「世紀のディスり映画」翔んで埼玉 keithKHさんの映画レビュー(感想・評価)
世紀のディスり映画
世紀のディスり映画、今世紀最大にして平成最後の茶番劇という謳い文句通り、荒唐無稽、奇想天外、空前絶後、驚天動地、気宇壮大、傍若無人、狂喜乱舞、支離滅裂、言語道断、横断歩道、弱肉強食、焼肉定食、笑門来福、九蓮宝燈・・・・・・。
天に雷鳴轟かせ、大地を無惨に引き裂いて、この世の終わりか、あの世の閾か、夢か現か幻か、地獄煉獄掻き分けて、死屍累々を踏み越えて、結界超えていざ行かん、行くが男の生きる道、”埼玉解放”に命を懸ける人々の愛と哀しみ、汗と涙に満ちた苦闘の歴史を綴った、却って面白可笑しく笑い飛ばせる今だからこそ制作された作品であり、それでもTVでは放映できない、映画館でこそ観られる作品です。
「埼玉県人には、そこらへんの草でも食わせておけ!!」という台詞に顕著に象徴される如く、埼玉県人が東京から過酷に理不尽に虐げられ迫害されているという設定の下、その解放と自立に向けて凛々しく戦う埼玉県人の壮絶にして勇敢な物語であり、其処に埼玉の対抗組織の千葉解放戦線や、東京に摺り寄り高みの見物を決め込む神奈川、日本の秘境にして人外魔境の地・群馬が複雑に絡み合う一大冒険譚です。

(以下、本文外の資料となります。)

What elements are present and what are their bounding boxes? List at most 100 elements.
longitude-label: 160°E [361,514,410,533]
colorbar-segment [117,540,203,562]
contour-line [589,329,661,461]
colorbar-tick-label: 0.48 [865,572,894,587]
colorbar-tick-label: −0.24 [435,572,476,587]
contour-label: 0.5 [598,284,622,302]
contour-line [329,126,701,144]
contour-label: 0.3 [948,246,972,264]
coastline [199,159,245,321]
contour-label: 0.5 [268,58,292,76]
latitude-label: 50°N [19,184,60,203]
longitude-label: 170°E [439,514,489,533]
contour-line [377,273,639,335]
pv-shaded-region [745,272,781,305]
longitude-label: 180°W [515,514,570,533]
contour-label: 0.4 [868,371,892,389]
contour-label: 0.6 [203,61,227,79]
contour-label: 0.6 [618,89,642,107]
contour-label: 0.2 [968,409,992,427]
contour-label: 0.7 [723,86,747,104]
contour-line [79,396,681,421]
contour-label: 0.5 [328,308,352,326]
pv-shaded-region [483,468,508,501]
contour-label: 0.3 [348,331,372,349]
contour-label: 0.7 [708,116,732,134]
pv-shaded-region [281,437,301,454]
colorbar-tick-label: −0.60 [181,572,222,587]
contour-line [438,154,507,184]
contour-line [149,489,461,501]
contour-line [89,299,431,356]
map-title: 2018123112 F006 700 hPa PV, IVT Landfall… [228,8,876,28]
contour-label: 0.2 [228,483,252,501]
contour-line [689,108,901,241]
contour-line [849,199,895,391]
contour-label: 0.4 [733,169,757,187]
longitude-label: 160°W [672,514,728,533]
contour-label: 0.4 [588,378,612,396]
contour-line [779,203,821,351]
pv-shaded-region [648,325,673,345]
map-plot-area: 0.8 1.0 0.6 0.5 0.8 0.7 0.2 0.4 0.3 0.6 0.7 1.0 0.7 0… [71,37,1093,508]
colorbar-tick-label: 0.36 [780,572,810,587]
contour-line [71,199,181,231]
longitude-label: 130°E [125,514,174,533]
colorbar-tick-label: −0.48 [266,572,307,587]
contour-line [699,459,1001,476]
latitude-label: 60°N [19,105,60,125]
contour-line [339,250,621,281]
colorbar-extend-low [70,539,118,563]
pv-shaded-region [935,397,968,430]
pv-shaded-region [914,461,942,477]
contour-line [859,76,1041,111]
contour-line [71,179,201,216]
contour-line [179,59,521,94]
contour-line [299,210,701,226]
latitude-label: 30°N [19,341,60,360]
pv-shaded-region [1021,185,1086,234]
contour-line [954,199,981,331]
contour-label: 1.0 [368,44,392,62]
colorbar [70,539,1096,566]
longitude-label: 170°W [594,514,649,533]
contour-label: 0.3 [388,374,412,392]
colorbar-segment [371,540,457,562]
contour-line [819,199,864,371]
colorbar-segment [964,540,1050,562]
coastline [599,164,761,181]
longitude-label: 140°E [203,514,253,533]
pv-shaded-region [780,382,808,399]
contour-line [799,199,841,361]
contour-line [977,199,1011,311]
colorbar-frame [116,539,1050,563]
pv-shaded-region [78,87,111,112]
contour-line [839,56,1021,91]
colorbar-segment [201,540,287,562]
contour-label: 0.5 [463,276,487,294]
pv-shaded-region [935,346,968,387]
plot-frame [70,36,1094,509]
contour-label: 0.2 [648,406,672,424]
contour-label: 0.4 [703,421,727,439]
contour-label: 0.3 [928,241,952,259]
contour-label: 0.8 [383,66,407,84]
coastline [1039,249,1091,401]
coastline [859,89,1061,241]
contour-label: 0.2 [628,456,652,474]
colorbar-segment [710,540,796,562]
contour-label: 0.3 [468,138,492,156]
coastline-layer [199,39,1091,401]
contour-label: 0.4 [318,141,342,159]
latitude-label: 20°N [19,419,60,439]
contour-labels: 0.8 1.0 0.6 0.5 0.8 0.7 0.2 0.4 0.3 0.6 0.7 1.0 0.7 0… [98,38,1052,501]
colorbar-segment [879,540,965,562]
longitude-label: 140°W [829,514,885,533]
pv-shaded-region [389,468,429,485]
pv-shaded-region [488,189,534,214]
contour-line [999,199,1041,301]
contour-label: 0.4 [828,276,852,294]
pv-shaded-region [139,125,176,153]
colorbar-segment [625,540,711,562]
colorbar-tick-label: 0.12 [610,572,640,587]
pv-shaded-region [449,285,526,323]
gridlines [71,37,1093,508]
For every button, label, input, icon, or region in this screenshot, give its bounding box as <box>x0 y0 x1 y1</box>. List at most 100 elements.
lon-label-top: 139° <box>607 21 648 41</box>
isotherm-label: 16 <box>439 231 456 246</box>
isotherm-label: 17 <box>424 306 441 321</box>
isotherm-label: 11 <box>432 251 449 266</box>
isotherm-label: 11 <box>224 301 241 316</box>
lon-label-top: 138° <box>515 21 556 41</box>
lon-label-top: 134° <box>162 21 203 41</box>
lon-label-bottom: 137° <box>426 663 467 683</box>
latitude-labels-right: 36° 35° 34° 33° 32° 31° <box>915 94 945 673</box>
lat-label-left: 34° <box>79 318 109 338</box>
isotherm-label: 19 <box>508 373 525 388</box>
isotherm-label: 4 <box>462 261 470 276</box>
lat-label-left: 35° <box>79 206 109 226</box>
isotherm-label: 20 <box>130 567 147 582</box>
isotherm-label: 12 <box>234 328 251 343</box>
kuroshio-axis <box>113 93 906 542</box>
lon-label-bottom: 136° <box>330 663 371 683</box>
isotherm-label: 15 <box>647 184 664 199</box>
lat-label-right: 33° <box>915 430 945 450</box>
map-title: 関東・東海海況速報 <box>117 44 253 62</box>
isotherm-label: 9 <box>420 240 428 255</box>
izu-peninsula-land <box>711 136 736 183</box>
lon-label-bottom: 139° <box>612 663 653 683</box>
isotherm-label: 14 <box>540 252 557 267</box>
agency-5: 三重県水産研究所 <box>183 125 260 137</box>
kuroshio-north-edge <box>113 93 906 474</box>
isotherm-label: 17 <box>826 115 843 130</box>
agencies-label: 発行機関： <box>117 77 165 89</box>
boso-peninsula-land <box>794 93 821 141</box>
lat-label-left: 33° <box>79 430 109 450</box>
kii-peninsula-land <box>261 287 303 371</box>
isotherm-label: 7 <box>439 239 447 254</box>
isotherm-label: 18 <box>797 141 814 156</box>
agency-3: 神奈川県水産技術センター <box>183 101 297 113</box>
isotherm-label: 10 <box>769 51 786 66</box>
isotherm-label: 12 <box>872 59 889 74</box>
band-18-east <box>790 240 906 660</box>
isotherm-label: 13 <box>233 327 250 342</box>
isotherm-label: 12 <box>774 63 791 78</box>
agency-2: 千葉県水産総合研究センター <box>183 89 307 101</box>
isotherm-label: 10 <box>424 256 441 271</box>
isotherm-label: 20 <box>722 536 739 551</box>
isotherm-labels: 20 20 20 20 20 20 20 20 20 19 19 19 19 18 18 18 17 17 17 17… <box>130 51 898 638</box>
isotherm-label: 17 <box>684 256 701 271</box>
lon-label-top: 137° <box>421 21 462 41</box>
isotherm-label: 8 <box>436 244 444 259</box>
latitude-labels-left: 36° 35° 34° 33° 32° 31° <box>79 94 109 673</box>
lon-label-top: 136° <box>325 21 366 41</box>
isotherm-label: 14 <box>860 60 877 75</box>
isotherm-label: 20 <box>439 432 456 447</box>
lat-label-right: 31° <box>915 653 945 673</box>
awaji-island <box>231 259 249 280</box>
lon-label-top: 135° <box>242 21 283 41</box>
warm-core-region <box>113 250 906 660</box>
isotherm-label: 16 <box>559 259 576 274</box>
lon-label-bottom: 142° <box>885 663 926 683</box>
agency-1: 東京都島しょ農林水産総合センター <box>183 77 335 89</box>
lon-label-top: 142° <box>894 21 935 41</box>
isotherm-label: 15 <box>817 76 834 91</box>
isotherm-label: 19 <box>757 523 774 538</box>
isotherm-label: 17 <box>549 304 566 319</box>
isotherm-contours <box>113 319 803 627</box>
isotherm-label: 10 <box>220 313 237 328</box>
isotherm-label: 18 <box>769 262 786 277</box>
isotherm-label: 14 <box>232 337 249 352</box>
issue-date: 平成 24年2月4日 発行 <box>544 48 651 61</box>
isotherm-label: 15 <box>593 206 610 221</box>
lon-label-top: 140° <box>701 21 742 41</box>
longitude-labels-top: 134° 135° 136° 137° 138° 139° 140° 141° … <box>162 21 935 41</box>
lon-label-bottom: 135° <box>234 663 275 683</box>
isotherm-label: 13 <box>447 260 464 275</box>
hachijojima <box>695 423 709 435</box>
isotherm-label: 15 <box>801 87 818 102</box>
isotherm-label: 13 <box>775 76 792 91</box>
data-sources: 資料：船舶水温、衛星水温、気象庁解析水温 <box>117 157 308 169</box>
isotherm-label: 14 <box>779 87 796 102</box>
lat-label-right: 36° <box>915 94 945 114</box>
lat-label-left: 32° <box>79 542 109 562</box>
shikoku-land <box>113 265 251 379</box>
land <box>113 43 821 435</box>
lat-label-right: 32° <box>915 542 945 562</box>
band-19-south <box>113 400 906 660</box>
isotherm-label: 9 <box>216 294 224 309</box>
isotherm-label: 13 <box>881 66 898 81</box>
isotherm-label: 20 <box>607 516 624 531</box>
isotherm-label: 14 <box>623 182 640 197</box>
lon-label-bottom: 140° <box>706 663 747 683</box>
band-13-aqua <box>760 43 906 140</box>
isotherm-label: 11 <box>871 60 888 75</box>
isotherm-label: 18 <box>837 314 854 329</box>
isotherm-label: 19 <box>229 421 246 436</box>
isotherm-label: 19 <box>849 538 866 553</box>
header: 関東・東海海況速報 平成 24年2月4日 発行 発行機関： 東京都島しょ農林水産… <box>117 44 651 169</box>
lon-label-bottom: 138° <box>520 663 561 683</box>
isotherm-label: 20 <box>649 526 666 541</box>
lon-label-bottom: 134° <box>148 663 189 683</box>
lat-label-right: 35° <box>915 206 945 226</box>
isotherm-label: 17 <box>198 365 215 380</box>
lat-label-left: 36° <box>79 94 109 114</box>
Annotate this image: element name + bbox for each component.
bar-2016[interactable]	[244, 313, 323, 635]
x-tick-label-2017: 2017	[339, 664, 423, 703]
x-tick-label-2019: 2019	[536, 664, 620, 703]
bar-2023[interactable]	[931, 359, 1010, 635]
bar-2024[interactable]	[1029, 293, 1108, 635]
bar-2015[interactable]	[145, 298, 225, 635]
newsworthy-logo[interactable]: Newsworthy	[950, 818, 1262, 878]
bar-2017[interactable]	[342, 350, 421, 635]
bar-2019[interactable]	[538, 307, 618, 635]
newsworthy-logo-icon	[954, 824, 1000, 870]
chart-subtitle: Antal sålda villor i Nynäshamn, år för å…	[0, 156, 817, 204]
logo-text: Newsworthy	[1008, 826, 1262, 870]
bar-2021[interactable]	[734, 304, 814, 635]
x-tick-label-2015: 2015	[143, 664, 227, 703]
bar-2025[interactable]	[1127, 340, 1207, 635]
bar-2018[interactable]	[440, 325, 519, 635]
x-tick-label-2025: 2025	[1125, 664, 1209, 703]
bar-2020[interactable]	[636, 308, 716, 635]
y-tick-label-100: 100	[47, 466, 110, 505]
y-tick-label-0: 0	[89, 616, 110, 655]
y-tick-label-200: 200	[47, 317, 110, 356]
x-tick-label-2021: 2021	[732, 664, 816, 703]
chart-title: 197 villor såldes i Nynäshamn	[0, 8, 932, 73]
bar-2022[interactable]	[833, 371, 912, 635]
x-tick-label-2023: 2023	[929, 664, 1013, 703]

郷土愛とその反面としての偏見をユーモラスに且つ過激に誇張して描いていますが、東京都庁周辺道路を封鎖し数百人のエキストラを動員して撮影した一大ロケを含め、主演のGACKT、二階堂ふみ以下、伊勢谷友介、中尾彬、京本政樹、麻生久美子、竹中直人、間宮祥太朗等の豪華出演者たちが、ここまで莫迦莫迦しさを徹底して大真面目に突詰め演じられると、却って爽快で心地良く、2時間弱を呆れながらも没入して観終えました。
人は誰も優越感と劣等感の狭間で己の居場所を見出し、その両者の微妙なバランスを保って辛うじて生きています。他人を値踏みし、己が勝ることで安堵しつつ、徹底して他人を見下す。反面、己が劣ることを卑下し、徹底して卑屈に振舞いつつ嫉妬する。
他人をディスるという性行は、決して狭小化すべきではなく、本作が埼玉の解放を勝ち取った革命であったように悠久の人間の歴史を動かしてきた大きな誘因の一つだったと看做すべきであろうとも思い至ったしだいです。
ただ観賞中の大爆笑と大興奮に反比例して、これほど観終えて何の感動も残らない映画も珍しいですが、ともかく愉快で陶然とした時間を過ごせました。間違いなく“映画”の持つ魅力の一面でしょう。